The place where the Mukkuvar settled the Muslims who assisted them to prevent the Thimilar from returning is called Eravoor (derived from Erathu= prevent re-immigrant Oor=place or village) which is today a Muslim majority town within the Batticalo district.

Present-day Distribution of Sri Lankan Tamils throughout the Island including the eastern province in Trincomalee (34.3%), Batticaloa (70.8)and Ampara districts (18.4%)

Other social groups such as Vellalar have their own caste legends as to how they came to settle the east. Vellalar consider themselves to be the descendants of soldiers of Kalinga Magha (reigned 1215 - 1236), who invaded Sri Lanka. Curiously he was also considered to be instrumental in creating the Jaffna Kingdom in the North according to Yalpana Vaipava Malai and other scholars. Magha was an invader from present day Orissa state in India who recruited his soldiers from South India.
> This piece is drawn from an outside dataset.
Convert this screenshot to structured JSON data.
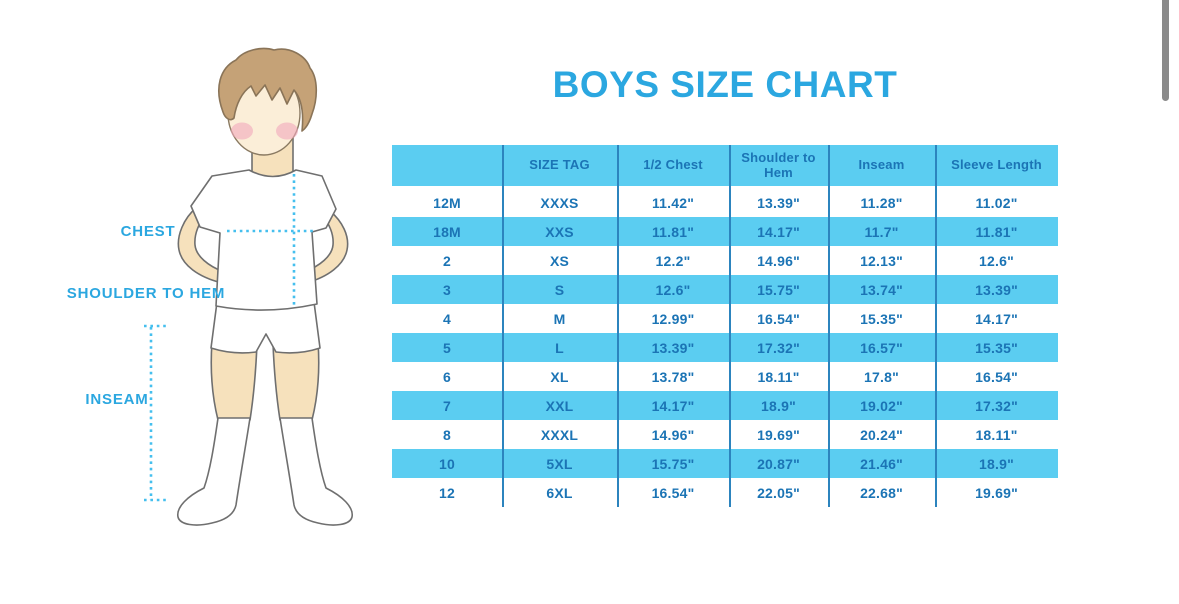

His invasion is credited by Sri Lankan literature as one of the main causes for the failure of the classical Sinhala Dry Zone civilisations.

Other social group called Seerpadar have been a minority, their conservative worldview has prevailed among the Vellala and similar castes.
==Multiple origins==
From traditional and legendary sources, it can be ascertained that the immigrants who created the first Tamil settlements in Sri Lanka in general and the east in particular appear to have come not just from the Tamil Nadu region of south India, but from the Kerala coast as well.